2008). Sunrise model ini melambangkan esensi keperawatan dalam

transkultural yang menjelaskan bahwa sebelum memberikan asuhan

keperawatan kepada klien (individu, keluarga, kelompok, komunitas,


lembaga), perawat terlebih dahulu harus mempunyai pengetahuan mengenai

pandangan dunia tentang dimensi dan budaya serta struktur sosial yang

berkembang di berbagai belahan dunia maupun masyarakat dalam

lingkup yang sempit.

Berdasarkan model Sunrise tersebut , dalam memberikan pelayanan

kepada klien dengan latar belakang budaya yang berbeda, perawat terlebih

dahulu harus mampu memahami aspek sosial budaya klien.

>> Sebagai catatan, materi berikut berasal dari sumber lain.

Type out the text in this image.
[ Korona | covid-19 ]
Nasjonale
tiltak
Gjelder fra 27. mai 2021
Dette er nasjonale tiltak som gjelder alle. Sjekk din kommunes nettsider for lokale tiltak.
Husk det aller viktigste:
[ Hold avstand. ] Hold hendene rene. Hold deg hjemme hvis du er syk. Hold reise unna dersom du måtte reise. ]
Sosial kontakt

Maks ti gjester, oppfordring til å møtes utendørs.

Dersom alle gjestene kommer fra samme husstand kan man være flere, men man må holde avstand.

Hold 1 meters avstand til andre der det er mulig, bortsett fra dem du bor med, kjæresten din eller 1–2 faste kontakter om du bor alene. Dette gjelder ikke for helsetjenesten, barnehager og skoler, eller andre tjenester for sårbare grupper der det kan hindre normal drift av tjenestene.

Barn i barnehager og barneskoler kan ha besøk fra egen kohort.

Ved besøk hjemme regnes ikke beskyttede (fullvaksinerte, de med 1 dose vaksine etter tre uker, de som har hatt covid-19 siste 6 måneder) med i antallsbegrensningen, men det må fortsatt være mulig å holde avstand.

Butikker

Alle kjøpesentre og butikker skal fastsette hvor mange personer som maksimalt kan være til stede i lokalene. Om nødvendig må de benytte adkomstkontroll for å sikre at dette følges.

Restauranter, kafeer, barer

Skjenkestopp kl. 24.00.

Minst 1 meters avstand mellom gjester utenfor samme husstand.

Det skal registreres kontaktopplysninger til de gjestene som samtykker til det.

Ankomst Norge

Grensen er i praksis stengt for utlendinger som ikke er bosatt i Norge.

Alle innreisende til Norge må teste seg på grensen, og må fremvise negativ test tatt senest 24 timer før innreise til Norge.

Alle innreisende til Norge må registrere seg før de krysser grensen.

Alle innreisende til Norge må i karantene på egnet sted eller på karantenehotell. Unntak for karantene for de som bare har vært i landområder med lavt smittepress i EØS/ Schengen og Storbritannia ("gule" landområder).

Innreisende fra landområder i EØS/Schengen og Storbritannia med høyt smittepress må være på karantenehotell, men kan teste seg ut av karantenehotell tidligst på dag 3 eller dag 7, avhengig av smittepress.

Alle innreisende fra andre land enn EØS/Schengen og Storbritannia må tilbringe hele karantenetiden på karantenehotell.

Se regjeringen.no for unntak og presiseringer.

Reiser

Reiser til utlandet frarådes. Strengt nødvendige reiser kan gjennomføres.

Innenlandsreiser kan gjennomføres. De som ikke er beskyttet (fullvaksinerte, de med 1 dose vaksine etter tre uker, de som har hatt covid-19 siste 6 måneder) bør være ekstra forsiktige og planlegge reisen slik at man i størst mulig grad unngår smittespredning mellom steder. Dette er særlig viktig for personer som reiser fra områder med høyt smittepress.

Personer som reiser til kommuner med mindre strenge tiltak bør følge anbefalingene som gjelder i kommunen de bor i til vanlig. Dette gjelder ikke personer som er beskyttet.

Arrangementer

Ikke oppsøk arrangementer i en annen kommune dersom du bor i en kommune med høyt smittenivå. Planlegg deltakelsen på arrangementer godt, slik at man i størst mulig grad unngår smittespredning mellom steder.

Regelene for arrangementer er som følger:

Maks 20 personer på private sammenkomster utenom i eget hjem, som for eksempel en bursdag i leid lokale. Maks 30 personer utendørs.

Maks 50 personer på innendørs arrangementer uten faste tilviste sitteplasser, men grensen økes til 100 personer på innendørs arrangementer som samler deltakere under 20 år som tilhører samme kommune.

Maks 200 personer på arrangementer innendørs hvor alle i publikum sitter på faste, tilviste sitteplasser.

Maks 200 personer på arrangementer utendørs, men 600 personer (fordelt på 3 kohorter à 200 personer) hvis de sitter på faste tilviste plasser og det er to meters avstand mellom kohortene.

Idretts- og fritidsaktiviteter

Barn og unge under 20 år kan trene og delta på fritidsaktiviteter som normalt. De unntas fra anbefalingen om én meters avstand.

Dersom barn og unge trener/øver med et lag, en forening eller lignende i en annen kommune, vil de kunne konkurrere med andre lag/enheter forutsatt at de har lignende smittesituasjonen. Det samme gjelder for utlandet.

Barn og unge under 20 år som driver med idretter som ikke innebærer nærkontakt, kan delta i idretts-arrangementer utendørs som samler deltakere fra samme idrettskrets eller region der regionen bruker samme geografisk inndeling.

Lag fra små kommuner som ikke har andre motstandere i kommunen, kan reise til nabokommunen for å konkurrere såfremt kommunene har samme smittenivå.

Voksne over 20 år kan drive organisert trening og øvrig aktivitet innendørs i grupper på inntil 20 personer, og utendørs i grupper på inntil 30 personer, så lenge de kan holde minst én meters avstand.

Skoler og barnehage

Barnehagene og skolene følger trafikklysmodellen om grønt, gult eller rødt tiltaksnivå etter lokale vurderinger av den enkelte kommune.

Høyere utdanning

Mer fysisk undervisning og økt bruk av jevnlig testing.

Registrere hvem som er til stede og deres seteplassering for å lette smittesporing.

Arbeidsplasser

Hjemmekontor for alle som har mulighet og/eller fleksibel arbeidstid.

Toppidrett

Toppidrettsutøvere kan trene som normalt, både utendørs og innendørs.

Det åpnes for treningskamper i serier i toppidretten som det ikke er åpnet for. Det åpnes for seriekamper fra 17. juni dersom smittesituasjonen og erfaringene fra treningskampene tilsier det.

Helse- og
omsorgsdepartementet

Bila perawat

telah mampu memahami budaya klien, perawat akan mampu menerapkan

tahap- tahapan dalam asuhan keperawatan transkultural yang diawali

dengan pengkajian aspek sosial budaya klien, kemudian dilanjutkan dengan

perumusan rencana intervensi keperawatan. Intervensi keperawatan yang

diberikan kepada klien harus tetap memperhatikan tiga prinsip asuhan

keperawatan, yaitu: membantu, menfasilitasi, atau memerhatikan fenomena

budaya guna membantu individu menentukan tingkat kesehatan dan gaya

hidup yang dinginkan (culture care maintenance); membantu, menfasilitasi

dalam merefleksikan cara-cara untuk beradaptasi, bernegosiasi, atau

mempertimbangkan kondisi kesehatan dan gaya hidup individu atau klien

(culture care negotiation); membantu merestrukturisasi atau mengubah

desain untuk membantu memperbaiki kondisi kesehatan dan pola hidup

klien ke arah yang lebih baik (Asmadi, 2008).